Researchers have developed a new type of solar-powered electronic skin that is more sensitive to touch than a human hand.
Prosthetics are usually fully powered using batteries, a new prototype from University of Glasgow researchers opens up the possibility for so-called “solar-powered skin,” which would include better sense capabilities than current technology.
The research team has come up with a version that harnesses the sun’s rays. The electronic skin would operate longer than similar materials powered by batteries or tethered to a power source.
The team of engineers attached a layer of power-generating photovoltaic cells to the back of a sensor-laden prosthetic hand. The sensors are made from graphene, flexible material that’s stronger than steel, electrically conductive and transparent.
Graphene, which is just one atom thick, is strong, highly flexible, electrically conductive and transparent, making it ideal for gathering the sun’s energy to generate power.
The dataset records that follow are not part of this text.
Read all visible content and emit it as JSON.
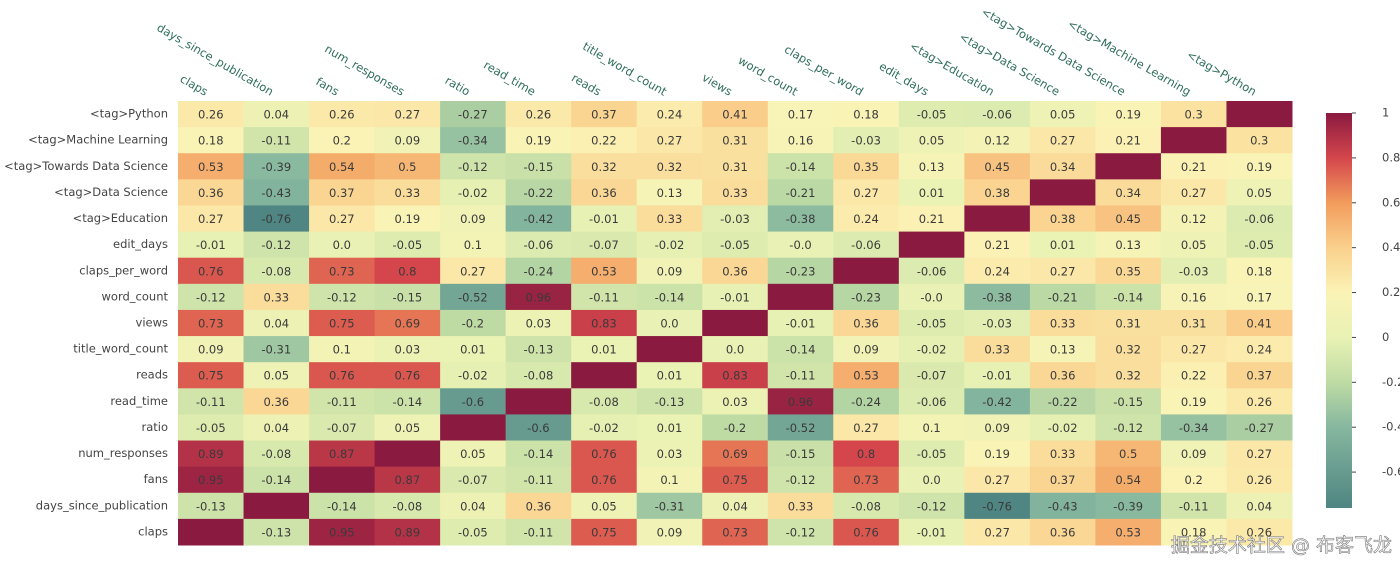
{
  "chart_data": {
    "type": "heatmap",
    "x": [
      "claps",
      "days_since_publication",
      "fans",
      "num_responses",
      "ratio",
      "read_time",
      "reads",
      "title_word_count",
      "views",
      "word_count",
      "claps_per_word",
      "edit_days",
      "<tag>Education",
      "<tag>Data Science",
      "<tag>Towards Data Science",
      "<tag>Machine Learning",
      "<tag>Python"
    ],
    "y": [
      "<tag>Python",
      "<tag>Machine Learning",
      "<tag>Towards Data Science",
      "<tag>Data Science",
      "<tag>Education",
      "edit_days",
      "claps_per_word",
      "word_count",
      "views",
      "title_word_count",
      "reads",
      "read_time",
      "ratio",
      "num_responses",
      "fans",
      "days_since_publication",
      "claps"
    ],
    "z": [
      [
        0.26,
        0.04,
        0.26,
        0.27,
        -0.27,
        0.26,
        0.37,
        0.24,
        0.41,
        0.17,
        0.18,
        -0.05,
        -0.06,
        0.05,
        0.19,
        0.3,
        1
      ],
      [
        0.18,
        -0.11,
        0.2,
        0.09,
        -0.34,
        0.19,
        0.22,
        0.27,
        0.31,
        0.16,
        -0.03,
        0.05,
        0.12,
        0.27,
        0.21,
        1,
        0.3
      ],
      [
        0.53,
        -0.39,
        0.54,
        0.5,
        -0.12,
        -0.15,
        0.32,
        0.32,
        0.31,
        -0.14,
        0.35,
        0.13,
        0.45,
        0.34,
        1,
        0.21,
        0.19
      ],
      [
        0.36,
        -0.43,
        0.37,
        0.33,
        -0.02,
        -0.22,
        0.36,
        0.13,
        0.33,
        -0.21,
        0.27,
        0.01,
        0.38,
        1,
        0.34,
        0.27,
        0.05
      ],
      [
        0.27,
        -0.76,
        0.27,
        0.19,
        0.09,
        -0.42,
        -0.01,
        0.33,
        -0.03,
        -0.38,
        0.24,
        0.21,
        1,
        0.38,
        0.45,
        0.12,
        -0.06
      ],
      [
        -0.01,
        -0.12,
        0,
        -0.05,
        0.1,
        -0.06,
        -0.07,
        -0.02,
        -0.05,
        0,
        -0.06,
        1,
        0.21,
        0.01,
        0.13,
        0.05,
        -0.05
      ],
      [
        0.76,
        -0.08,
        0.73,
        0.8,
        0.27,
        -0.24,
        0.53,
        0.09,
        0.36,
        -0.23,
        1,
        -0.06,
        0.24,
        0.27,
        0.35,
        -0.03,
        0.18
      ],
      [
        -0.12,
        0.33,
        -0.12,
        -0.15,
        -0.52,
        0.96,
        -0.11,
        -0.14,
        -0.01,
        1,
        -0.23,
        0,
        -0.38,
        -0.21,
        -0.14,
        0.16,
        0.17
      ],
      [
        0.73,
        0.04,
        0.75,
        0.69,
        -0.2,
        0.03,
        0.83,
        0,
        1,
        -0.01,
        0.36,
        -0.05,
        -0.03,
        0.33,
        0.31,
        0.31,
        0.41
      ],
      [
        0.09,
        -0.31,
        0.1,
        0.03,
        0.01,
        -0.13,
        0.01,
        1,
        0,
        -0.14,
        0.09,
        -0.02,
        0.33,
        0.13,
        0.32,
        0.27,
        0.24
      ],
      [
        0.75,
        0.05,
        0.76,
        0.76,
        -0.02,
        -0.08,
        1,
        0.01,
        0.83,
        -0.11,
        0.53,
        -0.07,
        -0.01,
        0.36,
        0.32,
        0.22,
        0.37
      ],
      [
        -0.11,
        0.36,
        -0.11,
        -0.14,
        -0.6,
        1,
        -0.08,
        -0.13,
        0.03,
        0.96,
        -0.24,
        -0.06,
        -0.42,
        -0.22,
        -0.15,
        0.19,
        0.26
      ],
      [
        -0.05,
        0.04,
        -0.07,
        0.05,
        1,
        -0.6,
        -0.02,
        0.01,
        -0.2,
        -0.52,
        0.27,
        0.1,
        0.09,
        -0.02,
        -0.12,
        -0.34,
        -0.27
      ],
      [
        0.89,
        -0.08,
        0.87,
        1,
        0.05,
        -0.14,
        0.76,
        0.03,
        0.69,
        -0.15,
        0.8,
        -0.05,
        0.19,
        0.33,
        0.5,
        0.09,
        0.27
      ],
      [
        0.95,
        -0.14,
        1,
        0.87,
        -0.07,
        -0.11,
        0.76,
        0.1,
        0.75,
        -0.12,
        0.73,
        0,
        0.27,
        0.37,
        0.54,
        0.2,
        0.26
      ],
      [
        -0.13,
        1,
        -0.14,
        -0.08,
        0.04,
        0.36,
        0.05,
        -0.31,
        0.04,
        0.33,
        -0.08,
        -0.12,
        -0.76,
        -0.43,
        -0.39,
        -0.11,
        0.04
      ],
      [
        1,
        -0.13,
        0.95,
        0.89,
        -0.05,
        -0.11,
        0.75,
        0.09,
        0.73,
        -0.12,
        0.76,
        -0.01,
        0.27,
        0.36,
        0.53,
        0.18,
        0.26
      ]
    ],
    "value_labels": [
      [
        "0.26",
        "0.04",
        "0.26",
        "0.27",
        "-0.27",
        "0.26",
        "0.37",
        "0.24",
        "0.41",
        "0.17",
        "0.18",
        "-0.05",
        "-0.06",
        "0.05",
        "0.19",
        "0.3",
        null
      ],
      [
        "0.18",
        "-0.11",
        "0.2",
        "0.09",
        "-0.34",
        "0.19",
        "0.22",
        "0.27",
        "0.31",
        "0.16",
        "-0.03",
        "0.05",
        "0.12",
        "0.27",
        "0.21",
        null,
        "0.3"
      ],
      [
        "0.53",
        "-0.39",
        "0.54",
        "0.5",
        "-0.12",
        "-0.15",
        "0.32",
        "0.32",
        "0.31",
        "-0.14",
        "0.35",
        "0.13",
        "0.45",
        "0.34",
        null,
        "0.21",
        "0.19"
      ],
      [
        "0.36",
        "-0.43",
        "0.37",
        "0.33",
        "-0.02",
        "-0.22",
        "0.36",
        "0.13",
        "0.33",
        "-0.21",
        "0.27",
        "0.01",
        "0.38",
        null,
        "0.34",
        "0.27",
        "0.05"
      ],
      [
        "0.27",
        "-0.76",
        "0.27",
        "0.19",
        "0.09",
        "-0.42",
        "-0.01",
        "0.33",
        "-0.03",
        "-0.38",
        "0.24",
        "0.21",
        null,
        "0.38",
        "0.45",
        "0.12",
        "-0.06"
      ],
      [
        "-0.01",
        "-0.12",
        "0.0",
        "-0.05",
        "0.1",
        "-0.06",
        "-0.07",
        "-0.02",
        "-0.05",
        "-0.0",
        "-0.06",
        null,
        "0.21",
        "0.01",
        "0.13",
        "0.05",
        "-0.05"
      ],
      [
        "0.76",
        "-0.08",
        "0.73",
        "0.8",
        "0.27",
        "-0.24",
        "0.53",
        "0.09",
        "0.36",
        "-0.23",
        null,
        "-0.06",
        "0.24",
        "0.27",
        "0.35",
        "-0.03",
        "0.18"
      ],
      [
        "-0.12",
        "0.33",
        "-0.12",
        "-0.15",
        "-0.52",
        "0.96",
        "-0.11",
        "-0.14",
        "-0.01",
        null,
        "-0.23",
        "-0.0",
        "-0.38",
        "-0.21",
        "-0.14",
        "0.16",
        "0.17"
      ],
      [
        "0.73",
        "0.04",
        "0.75",
        "0.69",
        "-0.2",
        "0.03",
        "0.83",
        "0.0",
        null,
        "-0.01",
        "0.36",
        "-0.05",
        "-0.03",
        "0.33",
        "0.31",
        "0.31",
        "0.41"
      ],
      [
        "0.09",
        "-0.31",
        "0.1",
        "0.03",
        "0.01",
        "-0.13",
        "0.01",
        null,
        "0.0",
        "-0.14",
        "0.09",
        "-0.02",
        "0.33",
        "0.13",
        "0.32",
        "0.27",
        "0.24"
      ],
      [
        "0.75",
        "0.05",
        "0.76",
        "0.76",
        "-0.02",
        "-0.08",
        null,
        "0.01",
        "0.83",
        "-0.11",
        "0.53",
        "-0.07",
        "-0.01",
        "0.36",
        "0.32",
        "0.22",
        "0.37"
      ],
      [
        "-0.11",
        "0.36",
        "-0.11",
        "-0.14",
        "-0.6",
        null,
        "-0.08",
        "-0.13",
        "0.03",
        "0.96",
        "-0.24",
        "-0.06",
        "-0.42",
        "-0.22",
        "-0.15",
        "0.19",
        "0.26"
      ],
      [
        "-0.05",
        "0.04",
        "-0.07",
        "0.05",
        null,
        "-0.6",
        "-0.02",
        "0.01",
        "-0.2",
        "-0.52",
        "0.27",
        "0.1",
        "0.09",
        "-0.02",
        "-0.12",
        "-0.34",
        "-0.27"
      ],
      [
        "0.89",
        "-0.08",
        "0.87",
        null,
        "0.05",
        "-0.14",
        "0.76",
        "0.03",
        "0.69",
        "-0.15",
        "0.8",
        "-0.05",
        "0.19",
        "0.33",
        "0.5",
        "0.09",
        "0.27"
      ],
      [
        "0.95",
        "-0.14",
        null,
        "0.87",
        "-0.07",
        "-0.11",
        "0.76",
        "0.1",
        "0.75",
        "-0.12",
        "0.73",
        "0.0",
        "0.27",
        "0.37",
        "0.54",
        "0.2",
        "0.26"
      ],
      [
        "-0.13",
        null,
        "-0.14",
        "-0.08",
        "0.04",
        "0.36",
        "0.05",
        "-0.31",
        "0.04",
        "0.33",
        "-0.08",
        "-0.12",
        "-0.76",
        "-0.43",
        "-0.39",
        "-0.11",
        "0.04"
      ],
      [
        null,
        "-0.13",
        "0.95",
        "0.89",
        "-0.05",
        "-0.11",
        "0.75",
        "0.09",
        "0.73",
        "-0.12",
        "0.76",
        "-0.01",
        "0.27",
        "0.36",
        "0.53",
        "0.18",
        "0.26"
      ]
    ],
    "zlim": [
      -0.76,
      1
    ],
    "colorbar_ticks": [
      1,
      0.8,
      0.6,
      0.4,
      0.2,
      0,
      -0.2,
      -0.4,
      -0.6
    ],
    "colorscale": [
      [
        -0.76,
        "#4f8582"
      ],
      [
        -0.4,
        "#86b79f"
      ],
      [
        -0.2,
        "#bedba4"
      ],
      [
        0,
        "#e9f2b4"
      ],
      [
        0.2,
        "#fbf3b6"
      ],
      [
        0.4,
        "#fad08c"
      ],
      [
        0.6,
        "#f29c5c"
      ],
      [
        0.8,
        "#d4464c"
      ],
      [
        1,
        "#8a1a40"
      ]
    ],
    "watermark": "掘金技术社区 @ 布客飞龙"
  }
}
Professor Ravinder Dahiya, an electrical engineer at the University of Glasgow, says his first-of-its-kind sensor is a step towards more lightweight prosthetic limbs for people, as well as more natural-feeling robots covered in soft-skinned bodies.
His new bot skin, which is made of a single atomic layer of graphene, is a touch sensor. It needs 20 nanowatts of power per square centimeter to operate.
The next goal is to use the same technology to power the motors need to drive a prosthetic hand. “This could allow the creation of an entirely energy-autonomous prosthetic limb,” Dahiya said.
The study was published in the journal Advanced Functional Materials.